Добавить в цитаты Настройки чтения

Страница 66 из 74

Мои бёдра обмотаны полотенцем. Из одежды ничего больше.

— Я тебя не звал, — сообщаю гостье.

— Знаю. Я сама пришла.

— Повторяю для особенно одарённых: я тебя не звал. Свободна.

Алина встает с кресла и обнимает себя руками за плечи. На удивление почти трезвая — напиться просто не успела. Помню, когда мы только начали встречаться это был самый главный вопрос для спора, который стоял между нами. Так-то она неплохая девчонка была. Веселая, добрая, отзывчивая. На каждое соревнование со мной ездила. Болела искреннее, переживала сильно. Но меня до зубовного скрежета злило, когда Алина трансформировалась в пьяное нечто.

— Ты стал агрессивным и злым.

— Я всегда таким был.

— А мне кажется, что дело в другом, — произносит Алина, немного склонив голову набок. — Где она, Вань?

— А? Кто, Алин? Бутылка?

— Не ёрничай. Ты прекрасно понимаешь о ком речь. Я о девушке твоей говорю.
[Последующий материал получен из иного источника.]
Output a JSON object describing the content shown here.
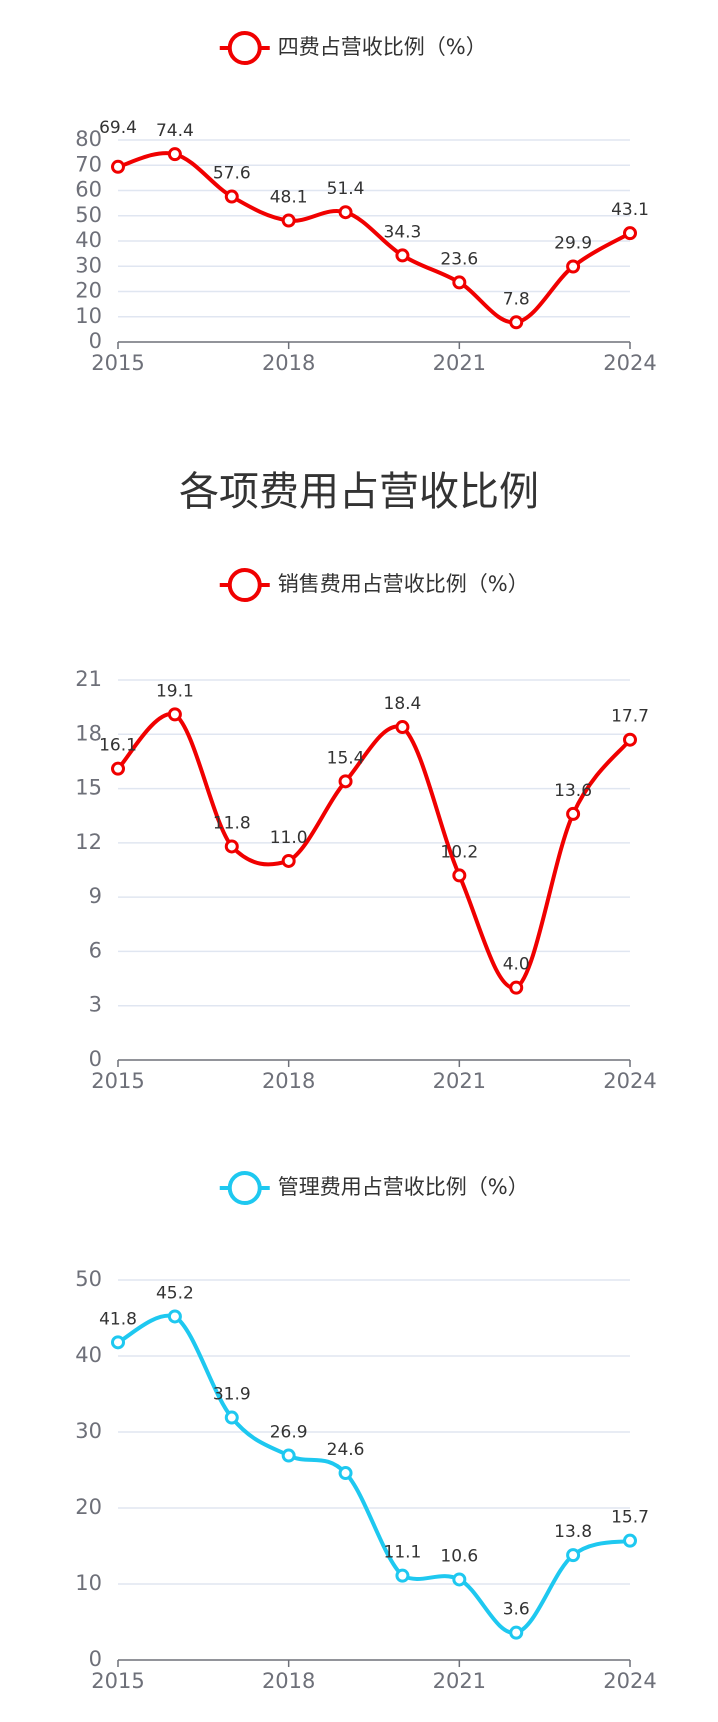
{
  "section_title": "各项费用占营收比例",
  "chart_data": [
    {
      "type": "line",
      "title": "",
      "x": [
        2015,
        2016,
        2017,
        2018,
        2019,
        2020,
        2021,
        2022,
        2023,
        2024
      ],
      "x_tick_labels": [
        "2015",
        "2018",
        "2021",
        "2024"
      ],
      "series": [
        {
          "name": "四费占营收比例（%）",
          "color": "#f00000",
          "values": [
            69.4,
            74.4,
            57.6,
            48.1,
            51.4,
            34.3,
            23.6,
            7.8,
            29.9,
            43.1
          ]
        }
      ],
      "ylim": [
        0,
        80
      ],
      "y_ticks": [
        0,
        10,
        20,
        30,
        40,
        50,
        60,
        70,
        80
      ],
      "grid": true,
      "legend": "top-center"
    },
    {
      "type": "line",
      "title": "",
      "x": [
        2015,
        2016,
        2017,
        2018,
        2019,
        2020,
        2021,
        2022,
        2023,
        2024
      ],
      "x_tick_labels": [
        "2015",
        "2018",
        "2021",
        "2024"
      ],
      "series": [
        {
          "name": "销售费用占营收比例（%）",
          "color": "#f00000",
          "values": [
            16.1,
            19.1,
            11.8,
            11.0,
            15.4,
            18.4,
            10.2,
            4.0,
            13.6,
            17.7
          ]
        }
      ],
      "ylim": [
        0,
        21
      ],
      "y_ticks": [
        0,
        3,
        6,
        9,
        12,
        15,
        18,
        21
      ],
      "grid": true,
      "legend": "top-center"
    },
    {
      "type": "line",
      "title": "",
      "x": [
        2015,
        2016,
        2017,
        2018,
        2019,
        2020,
        2021,
        2022,
        2023,
        2024
      ],
      "x_tick_labels": [
        "2015",
        "2018",
        "2021",
        "2024"
      ],
      "series": [
        {
          "name": "管理费用占营收比例（%）",
          "color": "#1ec8f0",
          "values": [
            41.8,
            45.2,
            31.9,
            26.9,
            24.6,
            11.1,
            10.6,
            3.6,
            13.8,
            15.7
          ]
        }
      ],
      "ylim": [
        0,
        50
      ],
      "y_ticks": [
        0,
        10,
        20,
        30,
        40,
        50
      ],
      "grid": true,
      "legend": "top-center"
    }
  ]
}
Нахожу в кармане пиджака пачку сигарет, закуриваю прямо в комнате. Лишь окно открываю, чтобы было чем дышать.

— Почему она не с тобой? — интересуется Алина.

Я отворачиваюсь спиной к незваной гостье и делаю глубокую затяжку. Пульс учащается.

— Не заставляй меня применять к тебе силу. Уходи по-хорошему.

— Уйду. Просто понять не могу… Почему твоей девушки нет, когда она так сильно нужна? Ты можешь говорить что угодно, Северов. Защищать её. Мол, дел по горло у твоей Сашеньки или что-то в этом роде. Но я прекрасно вижу, как сильно ты нуждаешься в женском тепле и ласке. Каждому живому человеку она нужна, особенно в такой сложной ситуации.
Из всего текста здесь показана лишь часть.